As bisexual men, we face a more difficult road when we choose to come out and admit our same sex attractions.  It is much easier for gay men who are certain of their orientation and are eventually willing to step out, take their place in society, and declare their orientation to the world by flirting in public or joining political organizations.  Our sexual excursions are usually carried out in private where we are less likely to be observed by our male peers.  We will go to places frequented by our gay friends and acquaintances, but usually we do so with a feeling that we do not belong, and we seldom carry those friendships out into the broader public. We seem to find it more difficult than bisexual women to walk away from relationships. Once they decide they seem to be able to make a clean break while we struggle to hang on. Political will and advocacy is almost non-existent among bisexual males.  We have no need for special recognition of our rights and freedoms because we can hide, if we so choose, with the rest of the general public.

Here are my five applications for bisexuals:

  1. We can accept who we are and let it be known on a need to know basis with those we care about. This is really a shame issue because we feel we are not attuning to perceived parental and society norms. If the truth is known, they do not care as much as we think they do, and if they care about us, they will accept us just the way we are.

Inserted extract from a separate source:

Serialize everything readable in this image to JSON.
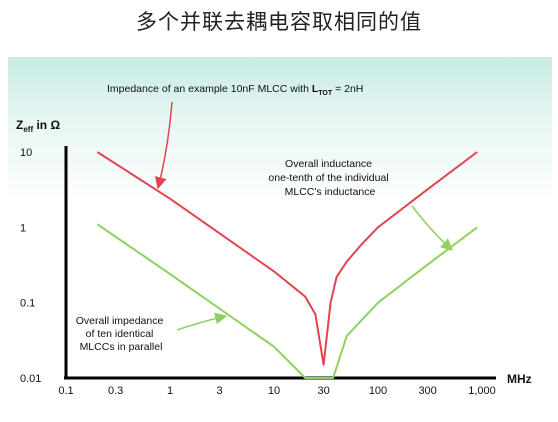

  2. We can begin to feel proud of our orientation – and it is an orientation in spite of what others may believe. We are not heterosexual and we are not gay or lesbian. We are bisexual. Let’s not feel queasy about it and call in “nonexclusive” or “queer” or anything else. There is nothing wrong with the term bisexual; it is a perfect description of who we are. Let’s not forget that sex has two meanings; yes, we enjoy having sex with men or women, but we also have the biological (brain patterns) and psychological qualities of both genders. That makes us special with an amazing range of feelings and thinking patterns.
  3. We can go public. That means pursuing sexual encounters in public. We do not have to meet in bath houses and public parks after dark. We can be like our open female bisexuals who are not afraid to be seen in public with same sex friends and lovers.

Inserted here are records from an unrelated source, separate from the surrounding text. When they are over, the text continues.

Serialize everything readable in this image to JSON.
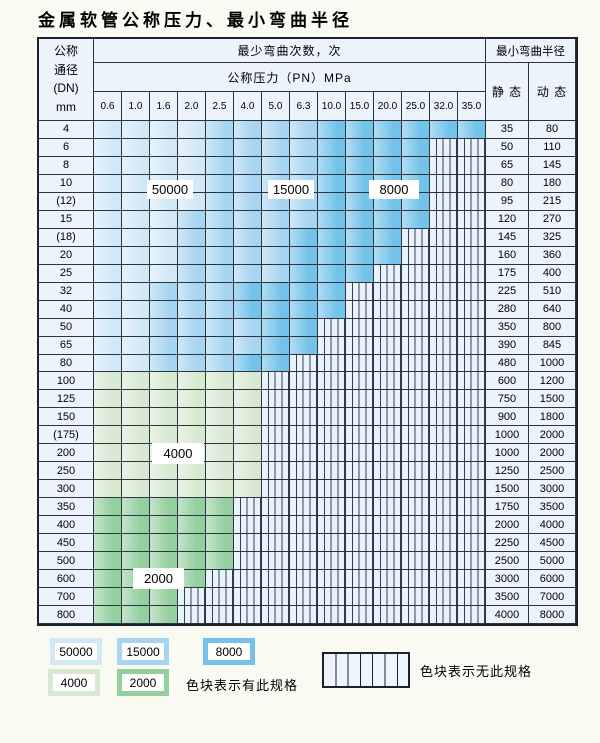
{
  "title": "金属软管公称压力、最小弯曲半径",
  "header": {
    "dn_lines": [
      "公称",
      "通径",
      "(DN)",
      "mm"
    ],
    "bend_cycles_label": "最少弯曲次数，次",
    "pressure_label": "公称压力（PN）MPa",
    "min_radius_label": "最小弯曲半径",
    "static_label": "静 态",
    "dynamic_label": "动 态",
    "pressure_cols": [
      "0.6",
      "1.0",
      "1.6",
      "2.0",
      "2.5",
      "4.0",
      "5.0",
      "6.3",
      "10.0",
      "15.0",
      "20.0",
      "25.0",
      "32.0",
      "35.0"
    ]
  },
  "band_legend_map": {
    "L": "cycles 50000",
    "M": "cycles 15000",
    "D": "cycles 8000",
    "g": "cycles 4000",
    "G": "cycles 2000",
    ".": "no specification (hatched)"
  },
  "colors": {
    "blue_50000": "#d3e8f7",
    "blue_15000": "#a7d5f1",
    "blue_8000": "#72c2ea",
    "green_4000": "#d7e9d1",
    "green_2000": "#94cfa0",
    "hatch_bg": "#eaf3fb",
    "header_bg": "#ecf3fa",
    "grid_line": "#2a3540"
  },
  "rows": [
    {
      "dn": "4",
      "pattern": "LLLLMMMMDDDDDD",
      "static": "35",
      "dynamic": "80"
    },
    {
      "dn": "6",
      "pattern": "LLLLMMMMDDDD..",
      "static": "50",
      "dynamic": "110"
    },
    {
      "dn": "8",
      "pattern": "LLLLMMMMDDDD..",
      "static": "65",
      "dynamic": "145"
    },
    {
      "dn": "10",
      "pattern": "LLLLMMMMDDDD..",
      "static": "80",
      "dynamic": "180"
    },
    {
      "dn": "(12)",
      "pattern": "LLLLMMMMDDDD..",
      "static": "95",
      "dynamic": "215"
    },
    {
      "dn": "15",
      "pattern": "LLLMMMMMDDDD..",
      "static": "120",
      "dynamic": "270"
    },
    {
      "dn": "(18)",
      "pattern": "LLLMMMMDDDD...",
      "static": "145",
      "dynamic": "325"
    },
    {
      "dn": "20",
      "pattern": "LLLMMMMDDDD...",
      "static": "160",
      "dynamic": "360"
    },
    {
      "dn": "25",
      "pattern": "LLLMMMMDDD....",
      "static": "175",
      "dynamic": "400"
    },
    {
      "dn": "32",
      "pattern": "LLMMMDDDD.....",
      "static": "225",
      "dynamic": "510"
    },
    {
      "dn": "40",
      "pattern": "LLMMMDDDD.....",
      "static": "280",
      "dynamic": "640"
    },
    {
      "dn": "50",
      "pattern": "LLMMMMDD......",
      "static": "350",
      "dynamic": "800"
    },
    {
      "dn": "65",
      "pattern": "LLMMMMDD......",
      "static": "390",
      "dynamic": "845"
    },
    {
      "dn": "80",
      "pattern": "LLMMMDD.......",
      "static": "480",
      "dynamic": "1000"
    },
    {
      "dn": "100",
      "pattern": "gggggg........",
      "static": "600",
      "dynamic": "1200"
    },
    {
      "dn": "125",
      "pattern": "gggggg........",
      "static": "750",
      "dynamic": "1500"
    },
    {
      "dn": "150",
      "pattern": "gggggg........",
      "static": "900",
      "dynamic": "1800"
    },
    {
      "dn": "(175)",
      "pattern": "gggggg........",
      "static": "1000",
      "dynamic": "2000"
    },
    {
      "dn": "200",
      "pattern": "gggggg........",
      "static": "1000",
      "dynamic": "2000"
    },
    {
      "dn": "250",
      "pattern": "gggggg........",
      "static": "1250",
      "dynamic": "2500"
    },
    {
      "dn": "300",
      "pattern": "gggggg........",
      "static": "1500",
      "dynamic": "3000"
    },
    {
      "dn": "350",
      "pattern": "GGGGG.........",
      "static": "1750",
      "dynamic": "3500"
    },
    {
      "dn": "400",
      "pattern": "GGGGG.........",
      "static": "2000",
      "dynamic": "4000"
    },
    {
      "dn": "450",
      "pattern": "GGGGG.........",
      "static": "2250",
      "dynamic": "4500"
    },
    {
      "dn": "500",
      "pattern": "GGGGG.........",
      "static": "2500",
      "dynamic": "5000"
    },
    {
      "dn": "600",
      "pattern": "GGGG..........",
      "static": "3000",
      "dynamic": "6000"
    },
    {
      "dn": "700",
      "pattern": "GGG...........",
      "static": "3500",
      "dynamic": "7000"
    },
    {
      "dn": "800",
      "pattern": "GGG...........",
      "static": "4000",
      "dynamic": "8000"
    }
  ],
  "overlays": [
    {
      "label": "50000"
    },
    {
      "label": "15000"
    },
    {
      "label": "8000"
    },
    {
      "label": "4000"
    },
    {
      "label": "2000"
    }
  ],
  "legend": {
    "swatches": [
      {
        "value": "50000",
        "color_key": "blue_50000"
      },
      {
        "value": "15000",
        "color_key": "blue_15000"
      },
      {
        "value": "8000",
        "color_key": "blue_8000"
      },
      {
        "value": "4000",
        "color_key": "green_4000"
      },
      {
        "value": "2000",
        "color_key": "green_2000"
      }
    ],
    "has_spec_text": "色块表示有此规格",
    "no_spec_text": "色块表示无此规格"
  }
}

  4. We can choose to pursue relationships with men or women and eventually choose to settle down with one or the other. We can be monogamous. If the relationship fails we can eventually choose to be monogamous again with someone of the other sex than our last partner. This does not mean that we switch from heterosexual to gay or gay to heterosexual. We are just following our freedom to be one or the other and to switch back and forth without having to explain what our new orientation is. We are bisexual.
  5. We have to let our lovers know who we are and let them decide if they want to risk a permanent relationship with us. Whether or not we remain in a lasting relationship has nothing to do with our orientation. We are like everybody else. The relationship may last, or not, and if it does not, we are free to seek a new relationship, or not. We may choose to have an open relationship but it is not a necessity. We are quite capable of maintaining a permanent relationship like everyone else. If it is an open relationship this is not a SPECIAL CONSIDERATION BECAUSE WE ARE UNCONTROLLABLY BISEXUAL, it should be open to both parties.